Declaration that litigant is vexatious doesn't bar access to courts: Federal Court

Litigant launched several meritless lawsuits; declaration regulates access to courts

Declaration that litigant is vexatious doesn't bar access to courts: Federal Court

A declaration that a party is a vexatious litigant does not totally prevent them from accessing the courts but merely regulates their access, the Federal Court has said.

In National Bank of Canada v. Taha, 2022 FC 1282, the National Bank of Canada, The Toronto-Dominion Bank, Bank of Nova Scotia, Bank of Montreal, and Canadian Imperial Bank of Commerce asked the Federal Court to declare Sufian Taha a vexatious litigant because he had persistently instituted meritless and vexatious lawsuits in the Federal Court and in the PEI courts.

 Vexatious lawsuits instituted

In 2017, the National Bank filed a mortgage lawsuit in the PEI Supreme Court against Taha and his spouse. The Supreme Court ruled in favour of National Bank. The appeal court noted that the proceeding was made complex because Taha engaged in “superfluous correspondence” and introduced “wide-ranging unmeritorious and often non-justiciable defences and claims.”

Between 2018 and 2019, Taha commenced at least 10 more proceedings in the PEI courts. Taha also commenced four proceedings in the Federal Court from 2019 to 2020, including a suit for damages for more than $5.6 trillion against National Bank, the Government of Canada, and the Bank of Canada. The Federal Court struck out all four pleadings, finding that “it was plain and obvious that the statements of claim disclosed no reasonable cause of action.”

Hallmarks of a vexatious litigant

The Federal Court explained that a declaration that a litigant is vexatious does not bar their access to the Federal Court. Rather, it only regulates their access to the courts by requiring them to obtain the court’s permission before starting or continuing a proceeding.

“The court may create an extra layer of regulation and monitoring where necessary to prevent some litigant from squandering judicial resources by duplicative proceedings, pointless litigation, the style or manner of their litigation, their motivations, intentions, attitudes and capabilities while litigating,” said the court.

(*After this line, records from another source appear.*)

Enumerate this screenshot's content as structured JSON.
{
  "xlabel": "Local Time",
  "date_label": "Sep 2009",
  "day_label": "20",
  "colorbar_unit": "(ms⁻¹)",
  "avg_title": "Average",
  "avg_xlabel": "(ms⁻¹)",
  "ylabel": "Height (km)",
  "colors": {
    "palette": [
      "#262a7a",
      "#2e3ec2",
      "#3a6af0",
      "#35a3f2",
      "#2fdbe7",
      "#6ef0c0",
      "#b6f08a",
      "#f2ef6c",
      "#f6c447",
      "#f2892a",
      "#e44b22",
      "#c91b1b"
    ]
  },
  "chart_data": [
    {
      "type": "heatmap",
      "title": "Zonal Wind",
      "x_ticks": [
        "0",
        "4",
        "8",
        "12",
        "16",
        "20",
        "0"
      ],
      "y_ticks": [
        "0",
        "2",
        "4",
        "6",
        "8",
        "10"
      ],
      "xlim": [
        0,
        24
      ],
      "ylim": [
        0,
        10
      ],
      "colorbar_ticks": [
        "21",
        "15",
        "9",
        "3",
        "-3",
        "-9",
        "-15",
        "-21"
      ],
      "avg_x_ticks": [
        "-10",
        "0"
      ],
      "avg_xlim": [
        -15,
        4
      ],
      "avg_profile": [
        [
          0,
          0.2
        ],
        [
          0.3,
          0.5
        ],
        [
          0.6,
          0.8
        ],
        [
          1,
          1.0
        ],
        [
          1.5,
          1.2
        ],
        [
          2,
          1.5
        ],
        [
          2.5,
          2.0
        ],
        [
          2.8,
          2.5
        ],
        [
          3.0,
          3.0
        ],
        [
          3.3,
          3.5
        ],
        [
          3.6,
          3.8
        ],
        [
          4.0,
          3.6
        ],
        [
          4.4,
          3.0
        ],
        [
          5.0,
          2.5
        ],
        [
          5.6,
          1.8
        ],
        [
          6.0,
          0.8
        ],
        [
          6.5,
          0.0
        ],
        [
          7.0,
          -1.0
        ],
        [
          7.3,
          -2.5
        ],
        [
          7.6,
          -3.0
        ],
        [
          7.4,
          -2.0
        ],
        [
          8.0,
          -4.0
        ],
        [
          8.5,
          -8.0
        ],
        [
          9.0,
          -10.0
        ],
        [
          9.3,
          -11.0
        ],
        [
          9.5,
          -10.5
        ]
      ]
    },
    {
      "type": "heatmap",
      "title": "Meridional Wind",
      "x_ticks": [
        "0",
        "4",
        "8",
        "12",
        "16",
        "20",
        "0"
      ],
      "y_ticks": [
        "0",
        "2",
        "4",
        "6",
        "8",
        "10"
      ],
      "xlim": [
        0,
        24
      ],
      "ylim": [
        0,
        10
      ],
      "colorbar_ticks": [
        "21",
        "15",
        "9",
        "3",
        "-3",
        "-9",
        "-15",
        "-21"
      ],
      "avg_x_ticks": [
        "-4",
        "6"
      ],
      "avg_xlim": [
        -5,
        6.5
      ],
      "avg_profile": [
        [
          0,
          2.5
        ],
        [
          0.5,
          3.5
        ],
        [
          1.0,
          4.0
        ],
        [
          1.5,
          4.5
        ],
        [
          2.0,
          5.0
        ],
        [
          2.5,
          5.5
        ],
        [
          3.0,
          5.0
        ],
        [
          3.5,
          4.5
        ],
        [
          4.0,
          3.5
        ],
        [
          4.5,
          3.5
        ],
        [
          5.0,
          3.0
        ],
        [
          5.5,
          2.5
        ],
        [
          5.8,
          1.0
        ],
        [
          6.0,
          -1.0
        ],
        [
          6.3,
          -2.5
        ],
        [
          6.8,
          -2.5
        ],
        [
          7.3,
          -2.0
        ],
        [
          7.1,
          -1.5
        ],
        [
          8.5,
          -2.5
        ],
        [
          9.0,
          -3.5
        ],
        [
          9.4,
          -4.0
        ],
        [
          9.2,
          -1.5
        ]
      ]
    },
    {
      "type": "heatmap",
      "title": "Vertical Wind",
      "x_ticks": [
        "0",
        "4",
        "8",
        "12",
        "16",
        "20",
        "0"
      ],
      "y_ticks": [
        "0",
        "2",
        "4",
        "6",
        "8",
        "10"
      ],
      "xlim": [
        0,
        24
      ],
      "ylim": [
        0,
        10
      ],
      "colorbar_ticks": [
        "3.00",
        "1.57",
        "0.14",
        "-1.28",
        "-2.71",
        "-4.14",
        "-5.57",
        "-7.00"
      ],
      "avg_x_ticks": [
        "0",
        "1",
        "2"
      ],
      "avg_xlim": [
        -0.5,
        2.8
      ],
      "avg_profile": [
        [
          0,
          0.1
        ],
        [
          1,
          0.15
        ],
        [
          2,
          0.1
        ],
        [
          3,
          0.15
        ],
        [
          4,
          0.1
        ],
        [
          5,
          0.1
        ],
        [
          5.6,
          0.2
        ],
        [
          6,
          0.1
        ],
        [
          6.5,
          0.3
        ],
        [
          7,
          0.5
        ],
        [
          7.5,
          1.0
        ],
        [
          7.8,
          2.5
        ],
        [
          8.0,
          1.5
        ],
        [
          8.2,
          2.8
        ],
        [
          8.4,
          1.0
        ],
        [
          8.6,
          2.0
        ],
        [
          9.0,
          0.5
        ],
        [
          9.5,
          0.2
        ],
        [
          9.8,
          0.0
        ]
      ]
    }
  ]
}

The court pointed out some of the common hallmarks suggesting vexatiousness such as filing frivolous and inconsistent proceedings, seeking relief or remedies outside the jurisdiction of the court, and making unfounded allegations of improper conduct against the opposing party and their solicitors as well asthe court.

The Federal Court noted that Taha’s conduct bore many hallmarks of a litigant who persistently commences and pursues vexatious proceedings. Taha had begun numerous new actions which were summarily dismissed as frivolous, vexatious, and an abuse of process. Taha had also commenced new proceedings against the lawyers and employees of the opposing parties, and even members of the PEI courts. All of these proceedings were summarily dismissed as frivolous, vexatious, and abuse of process. The PEI Supreme Court had also previously declared Taha to be a vexatious litigant.

“The large number of meritless claims commenced by the respondent in the PEI courts, the basis for their summary dismissal, the identity of the putative defendants and the repetitious pattern of the baseless allegations all indicate that the respondent acted vexatiously,” the Federal Court said.

The court concluded that an extra layer of regulation was necessary in the Federal Court to ensure that Taha’s commencement and pursuit of frivolous and vexatious proceedings did not deprive proper litigants of their share of the finite resources of the court and its registry.